No ano de 1913, houve uma virada na vida de Carl Gustav Jung (entre outras coisas, especialmente marcada pela separação intelectual com Sigmund Freud ). Até hoje, o que aconteceu com ele sempre foi uma questão de discussão e controvérsia entre analistas junguianos e outros psicanalistas . Esse episódio foi chamado de várias maneiras: uma doença criativa, um ataque de loucura, uma auto-deificação narcísica, um distúrbio mental próximo à psicose, um processo de reunião com a alma etc.

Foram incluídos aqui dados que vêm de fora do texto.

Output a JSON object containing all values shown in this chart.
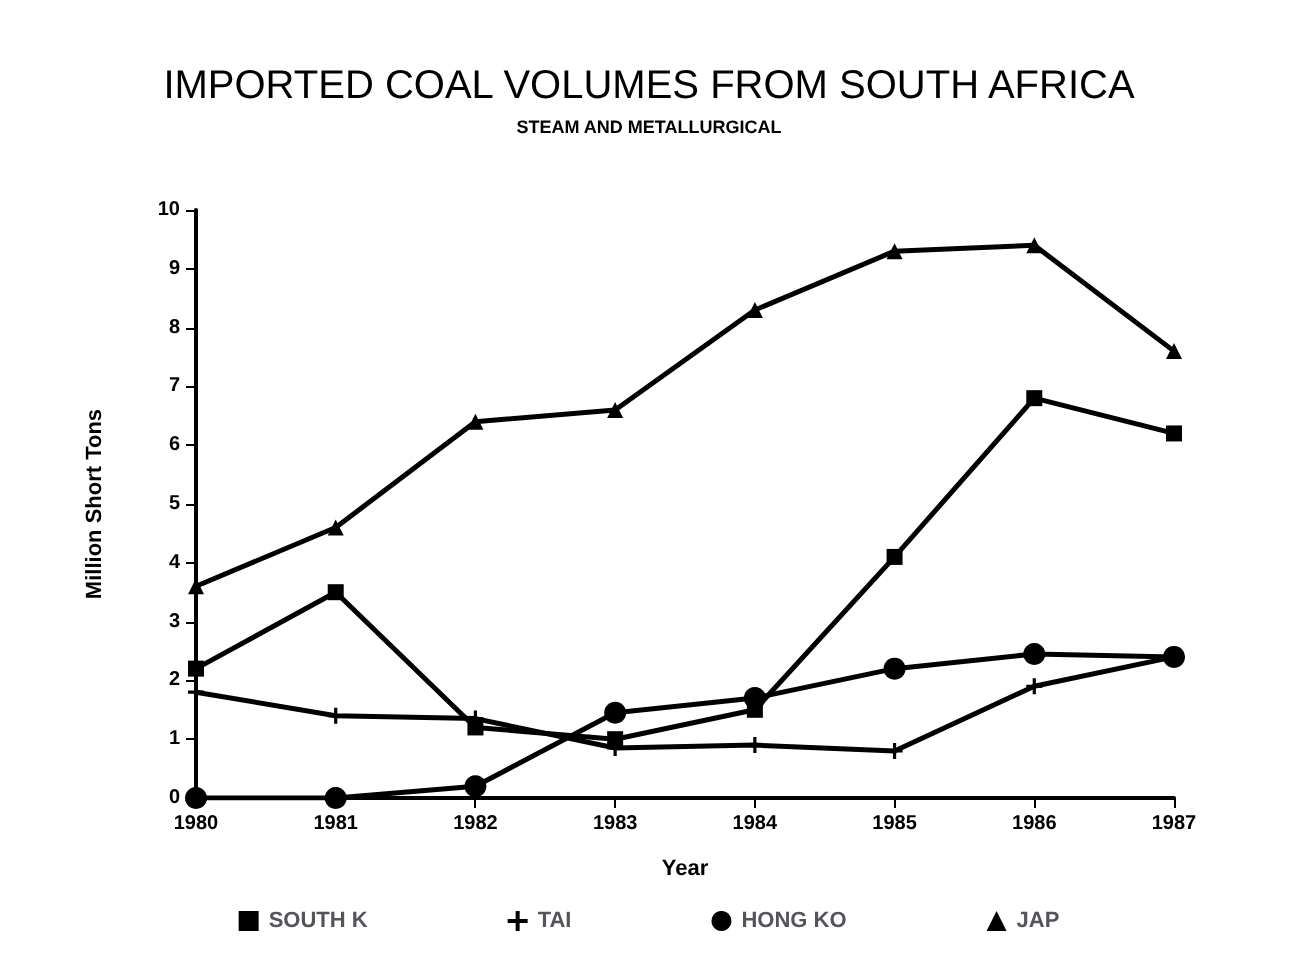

A questão é que, durante esse período, Jung conduziu um experimento consigo mesmo que durou até 1930 e depois reconheceu como seu “confronto com o inconsciente” . O “confronto” foi narrado e retratado em seu trabalho “O Livro Vermelho”, que permaneceu inédito por mais de oitenta anos, foi descrito por Jung como o trabalho que levou ao desenvolvimento de uma “técnica para chegar ao fundo dos processos internos [. ..] traduzem emoções em imagens […] e compreendem fantasias que a mobilizaram no subsolo “e depois chamaram imaginação ativa.

Jung começou o livro gravando suas fantasias nos chamados “livros negros”, que mais tarde revisou, complementando-os com várias reflexões. Finalmente, ele transferiu caligraficamente esses textos, juntamente com ilustrações, para um livro em vermelho chamado Liber Novus.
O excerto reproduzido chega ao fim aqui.